2009.05.04 - 7:29 PM

So last week a very close friend of mine passed away...
when he was on the streets he was using heroin...
i then worked my hardest with him to get him out of it, he was so much better then that..when kay and i went travelling we emailed him everyday to make sure he was alright, when we got back he had done so well... cleaned up his life..got himself a place, got off the drugs...was getting in touch with his native routes...and like, looking for a job... he was one of my best friends and i was never prouder of someone... the past couple weeks i had seen him he said he was really happy.. he had moved into his moms house, and starting to have a good relationship with her... apparently she had gone to work, and he used... and it stopped his heart..last monday...
i just found out, and caught the end of his memorial..
and im not sure exacly how to feel...
ive spent the last few days mourning, contemplating... crying...
and then accepting...

i know hes gone, and i know it hurts..
and i try to think that all my friends who have passed are in a better place and that it had to happen or something because if there was a god it was gods plan.. i guess...
but this just doesnt make sense to me..
its not fair,

because i feel if he was on the streets and this happened...
someone could have saved him like the other 2 times his heart had stopped...
and so now i feel guilty..
and i just dont know how to try and make light of the situation of justify it...

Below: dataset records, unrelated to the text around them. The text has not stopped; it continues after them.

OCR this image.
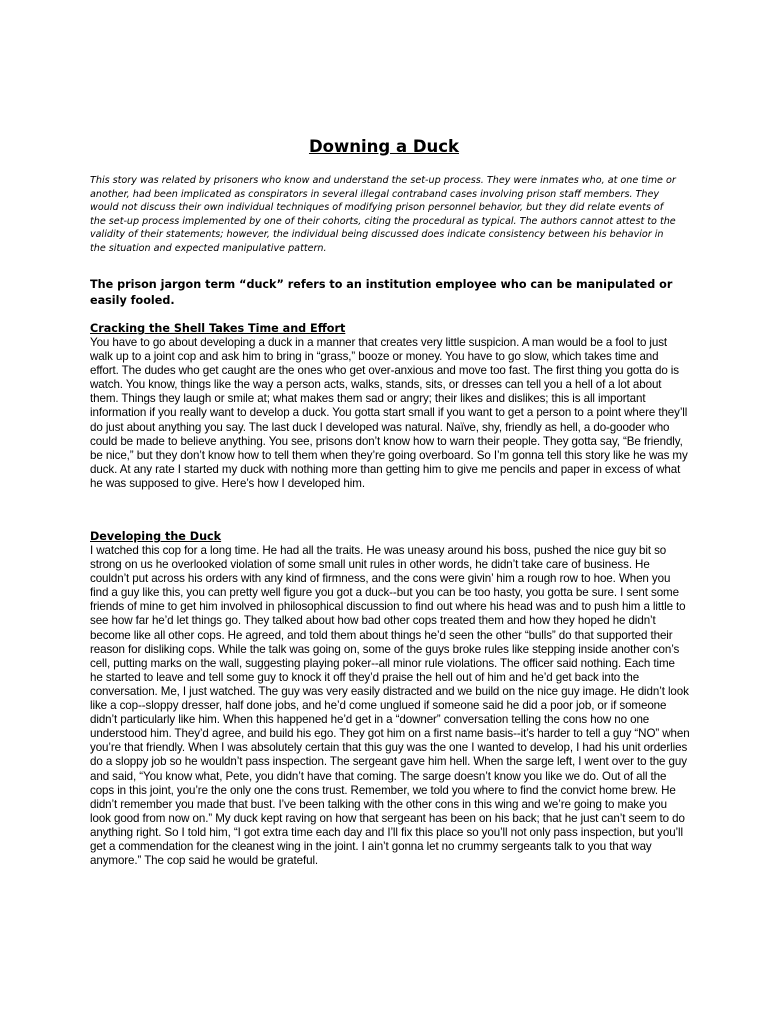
Downing a Duck

This story was related by prisoners who know and understand the set-up process. They were inmates who, at one time or another, had been implicated as conspirators in several illegal contraband cases involving prison staff members. They would not discuss their own individual techniques of modifying prison personnel behavior, but they did relate events of the set-up process implemented by one of their cohorts, citing the procedural as typical. The authors cannot attest to the validity of their statements; however, the individual being discussed does indicate consistency between his behavior in the situation and expected manipulative pattern.

The prison jargon term “duck” refers to an institution employee who can be manipulated or easily fooled.

Cracking the Shell Takes Time and Effort

You have to go about developing a duck in a manner that creates very little suspicion. A man would be a fool to just walk up to a joint cop and ask him to bring in “grass,” booze or money. You have to go slow, which takes time and effort. The dudes who get caught are the ones who get over-anxious and move too fast. The first thing you gotta do is watch. You know, things like the way a person acts, walks, stands, sits, or dresses can tell you a hell of a lot about them. Things they laugh or smile at; what makes them sad or angry; their likes and dislikes; this is all important information if you really want to develop a duck. You gotta start small if you want to get a person to a point where they’ll do just about anything you say. The last duck I developed was natural. Naïve, shy, friendly as hell, a do-gooder who could be made to believe anything. You see, prisons don’t know how to warn their people. They gotta say, “Be friendly, be nice,” but they don’t know how to tell them when they’re going overboard. So I’m gonna tell this story like he was my duck. At any rate I started my duck with nothing more than getting him to give me pencils and paper in excess of what he was supposed to give. Here’s how I developed him.

Developing the Duck

I watched this cop for a long time. He had all the traits. He was uneasy around his boss, pushed the nice guy bit so strong on us he overlooked violation of some small unit rules in other words, he didn’t take care of business. He couldn’t put across his orders with any kind of firmness, and the cons were givin’ him a rough row to hoe. When you find a guy like this, you can pretty well figure you got a duck--but you can be too hasty, you gotta be sure. I sent some friends of mine to get him involved in philosophical discussion to find out where his head was and to push him a little to see how far he’d let things go. They talked about how bad other cops treated them and how they hoped he didn’t become like all other cops. He agreed, and told them about things he’d seen the other “bulls” do that supported their reason for disliking cops. While the talk was going on, some of the guys broke rules like stepping inside another con’s cell, putting marks on the wall, suggesting playing poker--all minor rule violations. The officer said nothing. Each time he started to leave and tell some guy to knock it off they’d praise the hell out of him and he’d get back into the conversation. Me, I just watched. The guy was very easily distracted and we build on the nice guy image. He didn’t look like a cop--sloppy dresser, half done jobs, and he’d come unglued if someone said he did a poor job, or if someone didn’t particularly like him. When this happened he’d get in a “downer” conversation telling the cons how no one understood him. They’d agree, and build his ego. They got him on a first name basis--it’s harder to tell a guy “NO” when you’re that friendly. When I was absolutely certain that this guy was the one I wanted to develop, I had his unit orderlies do a sloppy job so he wouldn’t pass inspection. The sergeant gave him hell. When the sarge left, I went over to the guy and said, “You know what, Pete, you didn’t have that coming. The sarge doesn’t know you like we do. Out of all the cops in this joint, you’re the only one the cons trust. Remember, we told you where to find the convict home brew. He didn’t remember you made that bust. I’ve been talking with the other cons in this wing and we’re going to make you look good from now on.” My duck kept raving on how that sergeant has been on his back; that he just can’t seem to do anything right. So I told him, “I got extra time each day and I’ll fix this place so you’ll not only pass inspection, but you’ll get a commendation for the cleanest wing in the joint. I ain’t gonna let no crummy sergeants talk to you that way anymore.” The cop said he would be grateful.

were dropping off like flies...

Comments

Chris Aung-Thwin on 2009.05.05

don't for a second feel that you had anything to do with his passing. you worried about him, cared for him, were a friend for him. who's to say that if you had let him stay on the streets, he wouldn't have died weeks ago?

you tried your hardest to be a good friend, to help him. but there's only so much that you can do. he's got to meet you halfway. from what you wrote, it sounded like he was trying. you said he was happy, looking forward to a new start. you were helping him get to a better place.

but he slipped up, made a mistake. a dear one that cost him his life.

feel sad. miss him. but synth - it's not your fault.